# Likelihood-Ratio tests in Python

*This code was written by Jonathan Newman (jonathannewman55@gmail.com)*

### Set up Ipython environment

Jupyter notebook runs in an iPython environment meaning you will need iPython to autoreload imported files (especially custom packages)

In [21]:
%load_ext autoreload
%autoreload 2

The autoreload extension is already loaded. To reload it, use:
  %reload_ext autoreload


### Load appropriate modules and packages

In [22]:
import numpy as np
import pandas as pd
import math
import statsmodels.formula.api as smf
import scipy
import sys ## needed for installation!

### Mock dataframe

Let's suppose we're interested in the relationship between labour productivity and ICT adoption. We have cross-sectional df on labour productivity and gross ICT investment at the business level (n=2000) across 10 sectors and 5 size sub-categories. I'll first create a dataframe with randomised entries for industry-level productivity, ICT investment, size and sectors.

In [30]:
## build exemple dataframe in four variables: 
## productivity, investment, size and sector
obs = 2000
## first get array of productivity observations
mean, std = 45000, 3000
product_array = np.random.normal(mean, std, obs)

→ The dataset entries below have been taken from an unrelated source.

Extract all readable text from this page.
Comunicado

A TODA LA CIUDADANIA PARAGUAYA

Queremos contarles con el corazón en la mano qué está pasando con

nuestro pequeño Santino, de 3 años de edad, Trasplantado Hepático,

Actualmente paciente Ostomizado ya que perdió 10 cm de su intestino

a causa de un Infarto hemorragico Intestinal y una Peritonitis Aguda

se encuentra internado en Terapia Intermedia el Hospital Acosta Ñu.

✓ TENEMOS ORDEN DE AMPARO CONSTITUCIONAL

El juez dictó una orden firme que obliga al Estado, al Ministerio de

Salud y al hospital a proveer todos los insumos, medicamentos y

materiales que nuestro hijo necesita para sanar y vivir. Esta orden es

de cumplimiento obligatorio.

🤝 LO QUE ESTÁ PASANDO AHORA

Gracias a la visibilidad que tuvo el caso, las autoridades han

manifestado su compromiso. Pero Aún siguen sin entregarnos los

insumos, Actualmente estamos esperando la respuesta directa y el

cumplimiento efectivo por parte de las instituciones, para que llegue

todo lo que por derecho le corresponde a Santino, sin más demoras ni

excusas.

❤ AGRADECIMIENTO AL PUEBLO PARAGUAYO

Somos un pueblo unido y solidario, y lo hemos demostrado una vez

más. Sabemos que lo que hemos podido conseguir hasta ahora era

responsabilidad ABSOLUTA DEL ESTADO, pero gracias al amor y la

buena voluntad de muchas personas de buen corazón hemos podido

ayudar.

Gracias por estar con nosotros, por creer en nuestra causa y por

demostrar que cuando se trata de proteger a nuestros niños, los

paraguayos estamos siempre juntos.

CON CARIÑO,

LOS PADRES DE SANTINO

## then get array of investment observations
mean, std = 3000, 500
invest_array = np.random.normal(mean, std, obs)

size_array = np.random.randint(1,5,obs) ## let's suppose there are five size sub-categories
sector_array = np.random.randint(1,10,obs) ## let's create 10 sector sub-categories

In [31]:
columns = ["Labour Productivity",'ICT Investment',
           'Size','Sector']
var_list = [product_array,invest_array,
            size_array,sector_array]
data = pd.DataFrame(var_list,columns).transpose()

## remove weakly negative responses before log-transform (small chance there are any)
data = data.mask(data <= 0,pd.NA)
data.dropna()

## Intuitive to think of % change in productivity to % change in investment
data['ln_ict'] = data['ICT Investment'].apply(lambda row: math.log(row))
data['ln_productivity'] = data['Labour Productivity'].apply(lambda row: math.log(row))

## ensure size and sector are recorded as categorical variables
data['Size'] = data['Size'].apply(lambda row: str(row))
data['Sector'] = data['Sector'].apply(lambda row: str(row))

#### Likelihood-Ratio test for sector dummies
Let's suppose we also want to know whether, in a model with ICT investment, business sector is a significant predictor of labour productivity. One method to do this is to test the joint significance of the categorical sector variables using a Likelihood-Ratio test.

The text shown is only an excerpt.